NORDLAND — When he heard the explosion after seeing the blinding flash of light Tuesday morning, Marrowstone Island resident Greg Seran realized lightning had struck close to home.
A few minutes later, a column of smoke spiraled skyward through a stand of trees as a storage shed at the back of Seran’s Reiner Road property burned to the ground.
The fire was caused one of three lightning strikes reported during an unusual storm that hit in east Jefferson County.
One of the other lightning strikes was near East Beach Road, and the third was on Sleepy Hollow Road on the Quimper Peninsula.
Seran, who has lived on Marrowstone Island for 14 years after moving from Minnesota, said he’s used to thunderstorms from living in the Midwest.
But this is one of the first he’s seen here.

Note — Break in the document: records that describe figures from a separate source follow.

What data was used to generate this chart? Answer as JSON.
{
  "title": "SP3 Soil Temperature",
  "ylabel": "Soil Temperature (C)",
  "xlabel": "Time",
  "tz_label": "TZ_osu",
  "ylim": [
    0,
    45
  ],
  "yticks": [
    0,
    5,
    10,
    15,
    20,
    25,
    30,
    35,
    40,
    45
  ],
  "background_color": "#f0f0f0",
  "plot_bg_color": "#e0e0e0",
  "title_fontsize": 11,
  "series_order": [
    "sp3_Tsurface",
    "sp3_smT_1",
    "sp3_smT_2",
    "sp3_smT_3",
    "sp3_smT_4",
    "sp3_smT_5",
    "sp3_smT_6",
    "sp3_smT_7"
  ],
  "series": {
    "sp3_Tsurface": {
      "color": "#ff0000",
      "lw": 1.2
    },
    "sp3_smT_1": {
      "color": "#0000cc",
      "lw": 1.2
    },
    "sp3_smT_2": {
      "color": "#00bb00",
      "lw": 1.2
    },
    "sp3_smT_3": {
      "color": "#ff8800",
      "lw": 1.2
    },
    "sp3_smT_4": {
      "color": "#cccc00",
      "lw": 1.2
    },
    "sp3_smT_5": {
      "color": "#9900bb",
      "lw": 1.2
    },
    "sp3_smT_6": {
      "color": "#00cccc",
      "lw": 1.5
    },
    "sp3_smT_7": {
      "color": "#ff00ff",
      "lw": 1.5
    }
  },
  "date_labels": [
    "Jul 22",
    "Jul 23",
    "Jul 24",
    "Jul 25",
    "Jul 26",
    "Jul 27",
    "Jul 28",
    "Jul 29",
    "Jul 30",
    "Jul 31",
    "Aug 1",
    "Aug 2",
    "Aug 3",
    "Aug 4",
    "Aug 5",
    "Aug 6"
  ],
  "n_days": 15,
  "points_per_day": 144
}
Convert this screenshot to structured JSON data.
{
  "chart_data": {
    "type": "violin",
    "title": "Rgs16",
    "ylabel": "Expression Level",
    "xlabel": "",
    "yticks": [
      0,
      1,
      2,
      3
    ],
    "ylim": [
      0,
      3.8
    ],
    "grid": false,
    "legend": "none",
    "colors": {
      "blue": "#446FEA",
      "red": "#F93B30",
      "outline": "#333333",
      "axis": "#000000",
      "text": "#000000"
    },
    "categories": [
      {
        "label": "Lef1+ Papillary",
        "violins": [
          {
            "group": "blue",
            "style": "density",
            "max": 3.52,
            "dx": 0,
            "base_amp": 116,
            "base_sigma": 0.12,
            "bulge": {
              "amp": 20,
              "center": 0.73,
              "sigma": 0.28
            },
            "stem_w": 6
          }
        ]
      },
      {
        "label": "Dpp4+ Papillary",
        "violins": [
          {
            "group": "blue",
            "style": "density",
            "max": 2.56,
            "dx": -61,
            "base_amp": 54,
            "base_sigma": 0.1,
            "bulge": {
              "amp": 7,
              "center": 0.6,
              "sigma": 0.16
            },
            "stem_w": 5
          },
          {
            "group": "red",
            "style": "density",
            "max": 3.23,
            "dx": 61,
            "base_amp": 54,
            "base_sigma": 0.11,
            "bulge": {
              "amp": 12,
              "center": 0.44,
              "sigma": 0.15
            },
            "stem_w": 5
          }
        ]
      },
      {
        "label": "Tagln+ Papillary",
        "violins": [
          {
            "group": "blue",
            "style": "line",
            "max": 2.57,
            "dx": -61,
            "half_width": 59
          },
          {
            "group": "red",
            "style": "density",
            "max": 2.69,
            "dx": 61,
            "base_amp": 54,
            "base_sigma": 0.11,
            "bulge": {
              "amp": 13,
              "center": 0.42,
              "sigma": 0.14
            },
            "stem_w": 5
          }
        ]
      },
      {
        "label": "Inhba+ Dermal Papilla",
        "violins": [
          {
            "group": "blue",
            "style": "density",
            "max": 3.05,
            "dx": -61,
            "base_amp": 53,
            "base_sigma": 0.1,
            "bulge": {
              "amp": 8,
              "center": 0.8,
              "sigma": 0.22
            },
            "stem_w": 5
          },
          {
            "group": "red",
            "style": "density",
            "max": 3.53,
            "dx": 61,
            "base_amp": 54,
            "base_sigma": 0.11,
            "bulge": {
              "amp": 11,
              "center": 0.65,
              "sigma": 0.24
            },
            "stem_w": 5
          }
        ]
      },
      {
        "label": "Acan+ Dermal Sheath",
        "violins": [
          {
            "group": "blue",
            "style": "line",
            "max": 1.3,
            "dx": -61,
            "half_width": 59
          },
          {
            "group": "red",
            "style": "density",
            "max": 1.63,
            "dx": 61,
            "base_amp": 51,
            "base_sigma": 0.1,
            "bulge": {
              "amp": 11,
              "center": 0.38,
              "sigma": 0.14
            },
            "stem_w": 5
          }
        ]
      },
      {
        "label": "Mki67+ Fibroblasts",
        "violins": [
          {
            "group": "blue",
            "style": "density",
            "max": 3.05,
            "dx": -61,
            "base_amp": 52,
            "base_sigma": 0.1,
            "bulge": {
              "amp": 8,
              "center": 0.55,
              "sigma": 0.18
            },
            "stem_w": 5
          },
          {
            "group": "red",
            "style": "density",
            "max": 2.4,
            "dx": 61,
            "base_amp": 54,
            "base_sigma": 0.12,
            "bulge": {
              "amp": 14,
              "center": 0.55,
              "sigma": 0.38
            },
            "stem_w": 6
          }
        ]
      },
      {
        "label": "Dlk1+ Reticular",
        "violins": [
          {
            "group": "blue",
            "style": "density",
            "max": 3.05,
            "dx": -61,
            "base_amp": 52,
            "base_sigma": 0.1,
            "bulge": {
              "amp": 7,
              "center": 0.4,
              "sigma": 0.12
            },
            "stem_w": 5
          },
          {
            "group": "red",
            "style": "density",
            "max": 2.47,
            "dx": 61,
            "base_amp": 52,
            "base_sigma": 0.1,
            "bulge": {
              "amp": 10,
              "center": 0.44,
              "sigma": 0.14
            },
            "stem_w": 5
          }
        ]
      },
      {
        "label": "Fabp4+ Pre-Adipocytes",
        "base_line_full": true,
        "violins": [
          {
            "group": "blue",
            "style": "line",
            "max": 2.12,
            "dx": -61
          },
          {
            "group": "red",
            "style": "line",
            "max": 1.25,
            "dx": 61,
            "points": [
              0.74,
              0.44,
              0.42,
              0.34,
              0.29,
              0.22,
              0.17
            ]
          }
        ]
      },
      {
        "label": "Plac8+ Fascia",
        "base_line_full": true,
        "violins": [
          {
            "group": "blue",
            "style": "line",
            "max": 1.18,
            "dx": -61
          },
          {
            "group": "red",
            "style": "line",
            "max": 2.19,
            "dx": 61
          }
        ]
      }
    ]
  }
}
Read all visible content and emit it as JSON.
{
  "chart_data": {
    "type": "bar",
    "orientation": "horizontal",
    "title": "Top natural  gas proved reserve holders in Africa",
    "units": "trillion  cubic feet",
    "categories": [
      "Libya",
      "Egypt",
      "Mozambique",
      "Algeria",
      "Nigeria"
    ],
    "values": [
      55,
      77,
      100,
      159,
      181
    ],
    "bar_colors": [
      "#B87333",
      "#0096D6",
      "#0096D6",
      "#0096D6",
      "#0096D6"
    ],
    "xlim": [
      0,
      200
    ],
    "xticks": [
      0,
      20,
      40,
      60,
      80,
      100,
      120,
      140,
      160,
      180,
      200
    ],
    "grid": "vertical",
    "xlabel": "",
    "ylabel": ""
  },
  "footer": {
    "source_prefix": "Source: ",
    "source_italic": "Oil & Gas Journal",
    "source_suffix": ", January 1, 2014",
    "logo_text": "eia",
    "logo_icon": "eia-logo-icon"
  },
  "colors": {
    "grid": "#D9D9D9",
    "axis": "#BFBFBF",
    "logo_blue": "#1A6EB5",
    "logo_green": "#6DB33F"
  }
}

He said the thunder was no different than he’s heard during Midwest storms.
Small but powerful
Scott Sistek, a meteorologist with KOMO-TV in Seattle, described the storm that produced the lightning strikes as “isolated, but intense.”
“The storm was so small that it didn’t show up on the radar screens,” Sistek told Peninsula Daily News during a telephone interview Tuesday afternoon.
He lives in the Mukilteo area and said he mistook the rumbling of thunder for military jets from Whidbey Island Naval Air Station.
Firefighters from Chimacum, Irondale, Port Hadlock, Cape George and Marrowstone Island battled the fire in the storage shed and an adjacent pump house.
Firefighters arrived on the scene to find large and small pieces of fir trees scattered up to about 100 feet from where the single bolt of lightning exploded through bark and wood.
The tops of three trees were sheered off by the lightning bolt about 60 feet above ground level. One larger alder was split down the middle.
In all, five trees were damaged by the lightning strike.